The most expensive category -- incontinence -- is also the newest; disorientation is new, too. I found myself wondering if Dad could have a UTI, which could cause both of these symptoms and is treatable. An infection would also help account for his recent exhaustion. Elderly people often don't have traditional UTI symptoms, and the infections can be extremely dangerous: Gary's father was admitted to the hospital with a UTI twelve hours before he died, and that was the diagnosis that put my mother in the hospital most recently, too. In her case, the infection had gone into her bloodstream, and someone at the nursing home told my sister that this by itself would account for her disorientation, which can take a long time to wear off.
I called a VA advice nurse, who agreed with me that Dad should be seen. So I went to his place, woke him up from his nap, and said, "We're going to the VA now to get you checked out for a UTI."
I took him to the ER, since nobody else is around on weekends (and since it would take weeks to get him in to see his primary). They weren't very busy, luckily, and took him right away. The ER doctor agreed with me that we should look for something treatable, even though they can't do anything about Dad's "end-stage heart disease." I hadn't heard that phrase before, and it chilled me. My head knew what we were dealing with, but my gut hadn't quite gotten the message yet.
But, lo and behold, Dad does have a UTI! (He also has tremendous amounts of fluid in his lungs, but the doctor told me they can't do anything about that, because it's a function of his untreatable heart disease; he's already on lots of Lasix.) So we went home with antibiotics, after the doctor had told me that yes, a UTI could account for the symptoms he's been having.
I was inordinately proud of myself for making the right call, and Dad was glad that he has at least one condition that we may be able to make go away. While we were there, we also got new dressings for his skin tears -- his skin's very fragile, and he's covered with bruises and scrapes even though he's not on blood thinner -- and some foam to protect him from his plastic oxygen cannula, which had rubbed raw spots behind both ears.

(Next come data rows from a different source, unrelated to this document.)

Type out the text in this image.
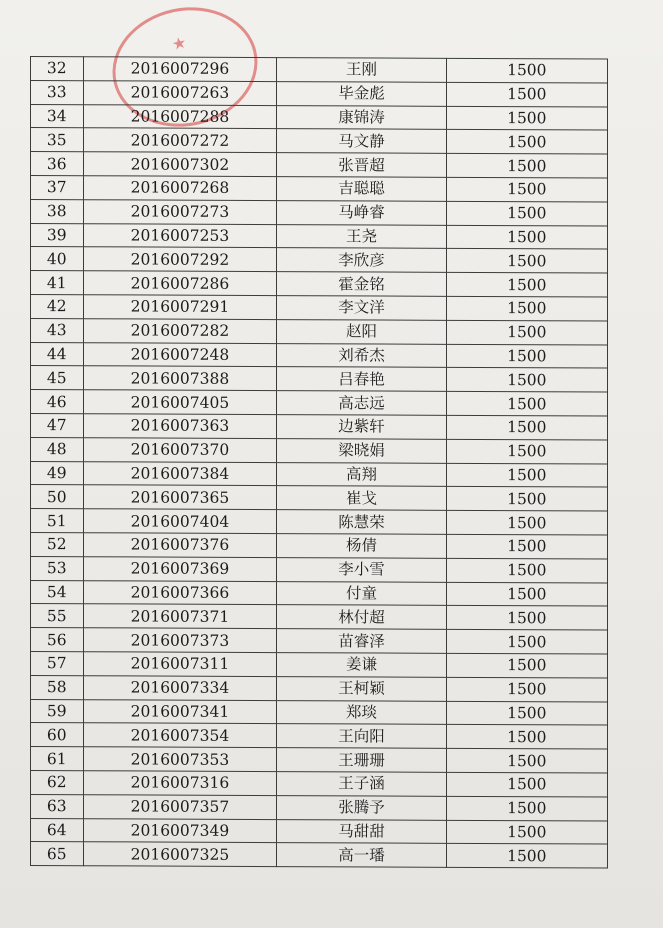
★
32	2016007296	王刚	1500
33	2016007263	毕金彪	1500
34	2016007288	康锦涛	1500
35	2016007272	马文静	1500
36	2016007302	张晋超	1500
37	2016007268	吉聪聪	1500
38	2016007273	马峥睿	1500
39	2016007253	王尧	1500
40	2016007292	李欣彦	1500
41	2016007286	霍金铭	1500
42	2016007291	李文洋	1500
43	2016007282	赵阳	1500
44	2016007248	刘希杰	1500
45	2016007388	吕春艳	1500
46	2016007405	高志远	1500
47	2016007363	边紫轩	1500
48	2016007370	梁晓娟	1500
49	2016007384	高翔	1500
50	2016007365	崔戈	1500
51	2016007404	陈慧荣	1500
52	2016007376	杨倩	1500
53	2016007369	李小雪	1500
54	2016007366	付童	1500
55	2016007371	林付超	1500
56	2016007373	苗睿泽	1500
57	2016007311	姜谦	1500
58	2016007334	王柯颖	1500
59	2016007341	郑琰	1500
60	2016007354	王向阳	1500
61	2016007353	王珊珊	1500
62	2016007316	王子涵	1500
63	2016007357	张腾予	1500
64	2016007349	马甜甜	1500
65	2016007325	高一璠	1500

We only spent a little over three hours there, which made it a very successful ER trip indeed. I was especially happy because I felt like such a fool after calling 911 in Palo Alto.
Once we got back to Dad's facility, though, things got more complicated. I got him back to his room, doled out his meds for the week (including the twice-daily antibiotic), and gave him tonight's meds with some Ensure and applesauce, since he has to take the antibiotic with food and dinner was over. So far, so good. Then I went to instruct the caregivers to make sure that a) he takes his meds for the next ten days and b) he takes them with food.
The caregivers explained that they can remind him to take his meds, but they can't give him his meds, or even stay to watch him take his meds, unless a) they have a meds list signed by his doctor and b) all the meds are in their original bottles. If I've put the meds in trays, the caregivers don't know what all the little pills are. In other words, unless they're managing every aspect of Dad's meds, it's strictly hands off. And if they manage everything -- you guessed it -- the cost goes through the roof. This isn't just facility policy: it's state law, probably because of the strict division maintained between assisted-living places and SNFs.
Aaaaargh! How can it be this complicated to make sure that an old man with an infection takes his antibiotics? The caregivers nodded sympathetically. They think the system's crazy too, but they're bound by red tape and liability issues.
I'll talk to the nursing director about this on Monday, but I don't expect anything to change. In the meantime, I'll call Dad twice a day to remind him, and they'll remind him too, and I'll probably wind up going over twice a day (at least for the first few days, until, with luck, his head clears a bit) to make sure that he's taken the pills.
I'm really glad we only live two and a half miles away.